Fuera del descampado un coche me llama con su claxon, se baja la ventanilla y asoma la cabeza un compañero de la universidad, Andrés, “ ¿Qué haces?” “Fumando” le digo, “Ven, sube, hace veinte minutos que he pasado por tu casa para ir juntos a la uni, ¿no te acuerdas que habíamos quedado?”. Ni lo recordaba ni lo quería recordar, pero le dije “Es verdad, no lo recordaba”. Subí y sabía que me iba a llevar al fin a la universidad, por lo menos algo es algo. Y mientras subo al coche, pienso en que hace veinte minutos era verdaderamente feliz.

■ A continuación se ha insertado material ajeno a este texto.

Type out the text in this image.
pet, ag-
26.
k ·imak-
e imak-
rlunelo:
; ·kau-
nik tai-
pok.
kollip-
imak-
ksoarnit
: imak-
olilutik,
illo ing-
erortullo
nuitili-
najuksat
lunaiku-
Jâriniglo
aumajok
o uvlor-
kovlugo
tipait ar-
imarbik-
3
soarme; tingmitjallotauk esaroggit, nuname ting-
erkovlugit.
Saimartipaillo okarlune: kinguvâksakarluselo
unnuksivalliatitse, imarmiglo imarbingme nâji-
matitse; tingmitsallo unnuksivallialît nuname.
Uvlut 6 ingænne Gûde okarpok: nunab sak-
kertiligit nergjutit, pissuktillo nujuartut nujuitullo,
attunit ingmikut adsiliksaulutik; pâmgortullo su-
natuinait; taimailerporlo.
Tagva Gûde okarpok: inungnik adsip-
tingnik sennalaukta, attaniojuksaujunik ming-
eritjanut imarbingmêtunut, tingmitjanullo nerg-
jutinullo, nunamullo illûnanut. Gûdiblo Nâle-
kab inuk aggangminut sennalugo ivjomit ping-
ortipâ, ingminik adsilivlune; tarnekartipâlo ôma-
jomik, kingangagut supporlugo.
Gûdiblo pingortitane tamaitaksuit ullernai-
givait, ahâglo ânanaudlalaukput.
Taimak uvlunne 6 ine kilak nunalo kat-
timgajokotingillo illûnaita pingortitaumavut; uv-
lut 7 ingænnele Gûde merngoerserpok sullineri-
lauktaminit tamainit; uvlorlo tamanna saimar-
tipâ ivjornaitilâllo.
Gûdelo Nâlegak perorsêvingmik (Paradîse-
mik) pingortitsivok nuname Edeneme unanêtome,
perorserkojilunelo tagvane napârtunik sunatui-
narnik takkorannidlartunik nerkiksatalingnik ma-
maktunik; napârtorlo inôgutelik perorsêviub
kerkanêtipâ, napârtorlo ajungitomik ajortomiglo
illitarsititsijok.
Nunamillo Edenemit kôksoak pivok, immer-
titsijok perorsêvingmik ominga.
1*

Solo en mi casa, con la música alta (tal vez Andrés llamó al timbre), fumaba, ojeaba por internet pinturas de Van Gogh y, entre pausa y pausa de canciones, escuchaba a los niños de San Ildefonso (nombre común en mi familia) como cantaban los números de la lotería de navidad. Me fijaba en que si el número acababa en 3 quedaba ridículo recitarlo, en 1 no estaba mal. Esas cadencias de voces blancas que salían de la tele me hacían pensar en poetas de la antigüedad, y eso que yo nunca he escuchado ninguno, era feliz. Bueno, he subido al coche y me siento como un solterón que decide no dejar escapar el último tren que se le brinda, no sé si es lo mismo, pero quiero hacer de mi momento algo trascendente.